This article was written exclusively for Investing.com
The NASDAQ 100 has fallen by nearly 30% in 2022, with no bottom in sight. The declines have come with good reason, primarily due to the Fed being on a path to raise rates multiple times in 2022 and 2023, which has resulted in a significant increase in interest rates and falling earnings estimates.
Additionally, technical trends in the NASDAQ have been very weak and have shown very few signs of improvement thus far. Combining a weaker fundamental outlook and deteriorating technical trends helps explain the overall market weakness and why the all-time highs may not be seen for a very long time.
Rising rates, such as on the 10-year TIPS, have sharply increased in 2022, which have helped to bring the PE ratio of the NASDAQ 100 lower, and as a result, pulled the value of the index down. This is due to rising rates hurting the earnings yield of the NASDAQ 100 and pulling them higher along the way. The earnings yield is the inverse of the PE ratio, so the higher the earnings yield rises, the lower the PE ratio will fall.
Source: Bloomberg
On top of rising rates, earnings estimates for the NASDAQ 100 have fallen dramatically since the start of 2022. In January, the NASDAQ 100 saw its earnings estimates climb to nearly $571 per share. Since then, earnings estimates have come down to $560, a drop of around 2%. It is not much in the grand scheme of things, but when PE multiples are falling, a decline in earnings estimates can lead to a lower valuation for the index.
Source: Bloomberg
Declining earnings in the broader index level and a declining PE ratio are also reflected on the individual stock level, which appears to be evident in the number of new highs minus the number of new lows in the NASDAQ on a daily basis. The number of new lows has been outpacing the number of new highs for months now, showing no sign of slowing down. A cumulative view of the difference illustrates the very sharp drop since peaking in November.

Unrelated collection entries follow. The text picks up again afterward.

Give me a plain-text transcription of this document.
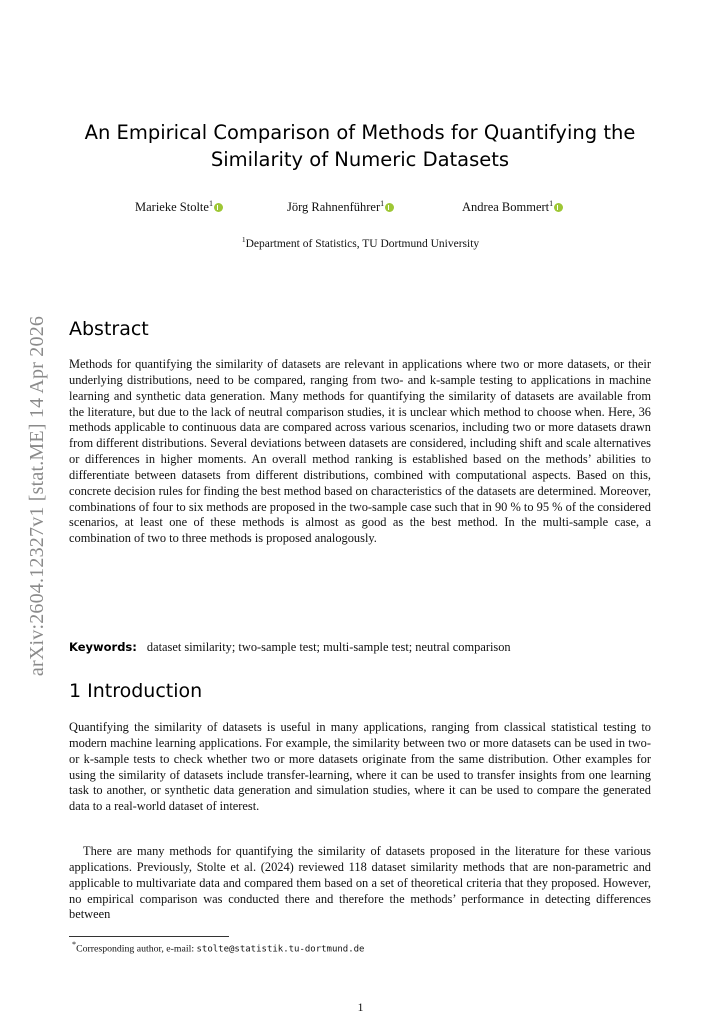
arXiv:2604.12327v1 [stat.ME] 14 Apr 2026
An Empirical Comparison of Methods for Quantifying the Similarity of Numeric Datasets
Marieke Stolte$^1$	Jörg Rahnenführer$^1$	Andrea Bommert$^1$
$^1$Department of Statistics, TU Dortmund University
Abstract

Methods for quantifying the similarity of datasets are relevant in applications where two or more datasets, or their underlying distributions, need to be compared, ranging from two- and k-sample testing to applications in machine learning and synthetic data generation. Many methods for quantifying the similarity of datasets are available from the literature, but due to the lack of neutral comparison studies, it is unclear which method to choose when. Here, 36 methods applicable to continuous data are compared across various scenarios, including two or more datasets drawn from different distributions. Several deviations between datasets are considered, including shift and scale alternatives or differences in higher moments. An overall method ranking is established based on the methods’ abilities to differentiate between datasets from different distributions, combined with computational aspects. Based on this, concrete decision rules for finding the best method based on characteristics of the datasets are determined. Moreover, combinations of four to six methods are proposed in the two-sample case such that in 90 % to 95 % of the considered scenarios, at least one of these methods is almost as good as the best method. In the multi-sample case, a combination of two to three methods is proposed analogously.

Keywords: dataset similarity; two-sample test; multi-sample test; neutral comparison
1 Introduction

Quantifying the similarity of datasets is useful in many applications, ranging from classical statistical testing to modern machine learning applications. For example, the similarity between two or more datasets can be used in two- or k-sample tests to check whether two or more datasets originate from the same distribution. Other examples for using the similarity of datasets include transfer-learning, where it can be used to transfer insights from one learning task to another, or synthetic data generation and simulation studies, where it can be used to compare the generated data to a real-world dataset of interest.

There are many methods for quantifying the similarity of datasets proposed in the literature for these various applications. Previously, Stolte et al. (2024) reviewed 118 dataset similarity methods that are non-parametric and applicable to multivariate data and compared them based on a set of theoretical criteria that they proposed. However, no empirical comparison was conducted there and therefore the methods’ performance in detecting differences between

*Corresponding author, e-mail: stolte@statistik.tu-dortmund.de
1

More importantly, this cumulative number of new highs minus new lows doesn't seem to have stopped falling yet. In the past, when this indicator stops falling, it happened around the same time that the NASDAQ 100 bottomed.

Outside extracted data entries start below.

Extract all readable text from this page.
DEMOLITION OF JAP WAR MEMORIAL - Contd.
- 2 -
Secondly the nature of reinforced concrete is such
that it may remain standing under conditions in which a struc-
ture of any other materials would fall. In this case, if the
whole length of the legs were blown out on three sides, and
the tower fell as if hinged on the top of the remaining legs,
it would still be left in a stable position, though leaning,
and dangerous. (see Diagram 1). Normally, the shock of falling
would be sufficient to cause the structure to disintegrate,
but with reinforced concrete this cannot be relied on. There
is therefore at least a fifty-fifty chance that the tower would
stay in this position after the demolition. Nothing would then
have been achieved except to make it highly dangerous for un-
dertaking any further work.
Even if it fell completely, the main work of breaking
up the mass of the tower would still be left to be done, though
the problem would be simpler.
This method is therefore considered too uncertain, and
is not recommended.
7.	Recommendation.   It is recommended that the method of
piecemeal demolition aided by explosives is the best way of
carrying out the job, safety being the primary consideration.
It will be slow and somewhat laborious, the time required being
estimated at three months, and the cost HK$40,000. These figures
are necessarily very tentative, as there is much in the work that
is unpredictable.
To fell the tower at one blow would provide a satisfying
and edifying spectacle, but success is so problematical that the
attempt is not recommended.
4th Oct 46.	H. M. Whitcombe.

The bright spot is that the percentage of stocks above their 200-day moving average in the NASDAQ has fallen to below 10%. Historically that is a low-level and rare reading. Over the last 20-years, it has only been below 10% a handful of other times, a sign of how depressed many stocks are.

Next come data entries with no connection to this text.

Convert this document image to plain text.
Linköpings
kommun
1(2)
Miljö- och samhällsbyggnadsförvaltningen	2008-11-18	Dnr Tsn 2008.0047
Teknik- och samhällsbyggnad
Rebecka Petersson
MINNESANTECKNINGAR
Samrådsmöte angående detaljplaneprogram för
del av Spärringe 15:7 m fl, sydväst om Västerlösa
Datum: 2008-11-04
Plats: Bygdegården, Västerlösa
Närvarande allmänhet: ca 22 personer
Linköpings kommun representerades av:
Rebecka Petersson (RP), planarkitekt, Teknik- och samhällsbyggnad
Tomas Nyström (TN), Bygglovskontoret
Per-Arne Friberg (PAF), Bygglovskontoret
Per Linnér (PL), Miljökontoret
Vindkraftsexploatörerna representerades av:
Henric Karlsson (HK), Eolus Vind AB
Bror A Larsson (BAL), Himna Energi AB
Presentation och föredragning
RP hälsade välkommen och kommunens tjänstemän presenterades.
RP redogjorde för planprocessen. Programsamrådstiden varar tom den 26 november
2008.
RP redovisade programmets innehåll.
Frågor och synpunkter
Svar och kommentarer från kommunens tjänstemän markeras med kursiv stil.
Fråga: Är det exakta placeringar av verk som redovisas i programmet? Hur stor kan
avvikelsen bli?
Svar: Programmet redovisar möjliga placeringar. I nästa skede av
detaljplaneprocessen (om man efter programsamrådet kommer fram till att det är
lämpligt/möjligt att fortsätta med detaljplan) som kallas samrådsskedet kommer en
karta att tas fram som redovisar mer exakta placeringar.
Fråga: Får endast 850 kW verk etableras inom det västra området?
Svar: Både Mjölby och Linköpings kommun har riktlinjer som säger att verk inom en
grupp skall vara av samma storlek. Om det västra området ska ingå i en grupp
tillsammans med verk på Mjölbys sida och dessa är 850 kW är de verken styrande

The biggest issue for the NASDAQ and where it goes from here will be how much higher rates rise and whether there is further downside to earnings estimates. This will be dependent on what the Fed plans to do and how high they want rates to go, and the potential impact higher rates will have on the economy.
These are perilous times, and given the path the Fed is taking, it seems unlikely that the NASDAQ's PE ratio will return to its old highs anytime soon, which may mean the NASDAQ doesn’t see an all-time high again for a long time.